DOP as a usage-based, constructionist model
DOP shares most of its core principles with the usage-based constructionist approach. In this section, we discuss on what theoretical positions DOP and the usage-based constructionist approach converge.
An important effect of this modeling procedure is that the most likely parses will be the ones that have derivations consisting of a few larger subtrees. Why is this? The probability of a derivation will generally be higher if it consists of fewer subtrees because there are fewer subtree probabilities to multiply. Hence, the model has a bias towards interpreting utterances by using as few and hence as large fragments as possible. In that sense, the model tries to maximize analogy with the previously processed utterances and by doing so, the model adheres to the usage-based principles that grammatical productivity comes about through experience and a domain-general ability to make schemas (Tomasello 2003; Gentner 1983).
The reliance on experience is another aspect on which usage-based constructionist approaches and DOP converge. First of all, the hypothesis space of possible grammatical constructions emerges through the experience with language, as well as the conception that we have to understand language, at least to some extent, hierarchically (see Frank, Bod, and Christiansen 2012 for arguments why hierarchical processing is not a procedure applied all the time). Hierarchicality, then, does not have to be the a priori template for a learner to understand language. The learner may start with a number of possible data structures, some of which are hierarchical and some are not, and find out, in response to processing the data that a hierarchical template to store, process and produce language may be an optimal cognitive strategy (Perfors, Tenen- baum, and Wonnacott 2010). For this paper, we assume that this property of language has been discovered.
Secondly, experience means that routinization and Gestalt-like effects take place (Bybee 2006). It is well known that frequency affects language use, at the very least by governing choice among acceptable alternatives (Schuchardt 1885; Mehler and Carey 1968; Jurafsky 2003). DOP incorporates this insight by allowing for larger fragments to be stored and used as Gestalts in linguistic processing. Moreover, the trade-off between computation (composing two fragments by the substitution operator) and storage (using one larger fragments) is driven by frequency as well: the more likely the parts are relative to the whole, the more likely a computed analysis (as opposed to a retrieved one) is. But most importantly: it does not have to be either/or. Because all derivations, whether they are directly retrieved as one chunk, or composed of minimal bits, are used in calculating the probability of the analysis, DOP avoids the rule-list fallacy (Langacker 1989: chapter 1): language users maintain both, sometimes perhaps redundantly.

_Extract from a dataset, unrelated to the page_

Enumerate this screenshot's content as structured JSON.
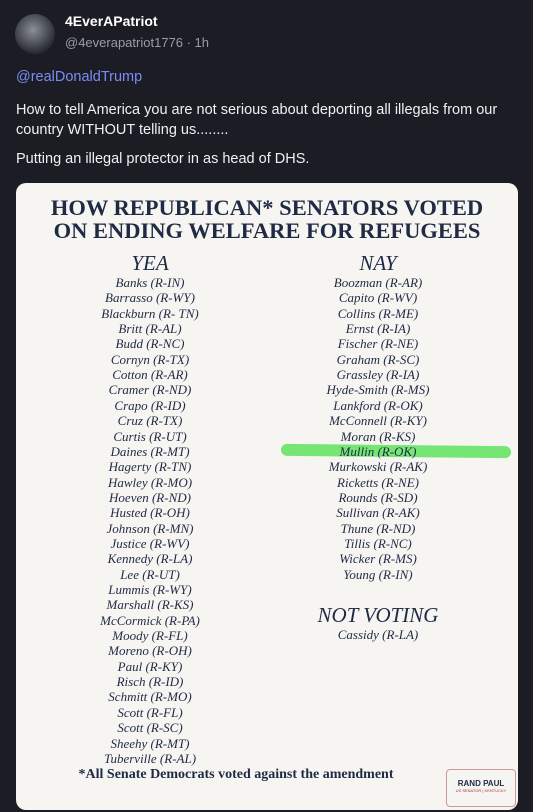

Furthermore, DOP starts from the same maximalist conception of language as constructionist approaches do. This conception entails a couple of things. First, the basic building blocks are heterogeneous in size. This means that they can be small, like words or depth-one rules, or larger. And it means that they can be abstract, having no lexical material, or highly concrete. An important insight following from this principle and the previous one is that rules and exemplars are not ontologically different entities, but are created out of the same matter, viz. processed experience. Every subtree in DOP then, is a schema from the processed experience that can be recombined with parts of other experiences to understand something novel. These ideas resonate core properties of a constructivist, usage-based understanding of grammatical knowledge (Croft and Cruse 2004: chapters 10 and 11).
Finally, the inventory of the basic building blocks may be redundant, as hinted at earlier. DOP gives the artificial learner fragments which it can, in principle, build up out of other subtrees it has. The idiom What time is it? can of course be built up out of its components, but there is reason to believe that language users keep a representation of the whole in mind as well (Bybee 2006).
Although this is not a position shared by all constructionist linguists (Construction Grammar (Fillmore and Kay 1996) tries to minimize redundancy for instance), the usage-based theorists seem to embrace this idea. Accepting redundancy as a core property of the linguistic system follows rather naturally from the rejection that linguistic structure has to be either stored as a rule or as a list (i.e., the rule-list fallacy, cf. Langacker 1989).
In fact, the DOP framework has been used to address issues in language acquisition that relate to the issues of heterogeneity and redundancy. Given a hypothesis space of all possible subtrees, we can find out what set of subtrees was most likely used in deriving an utterance. Without going into the details, Borensztajn, Zuidema, and Bod (2008) did so for a syntactically annotated corpus of young children’s utterances. What they showed was that, in line with the usage-based perspective, the most likely subtrees behind the children’s utterances become more abstract with age. More examples of applying the DOP principle to language acquisition can be seen in the next sections.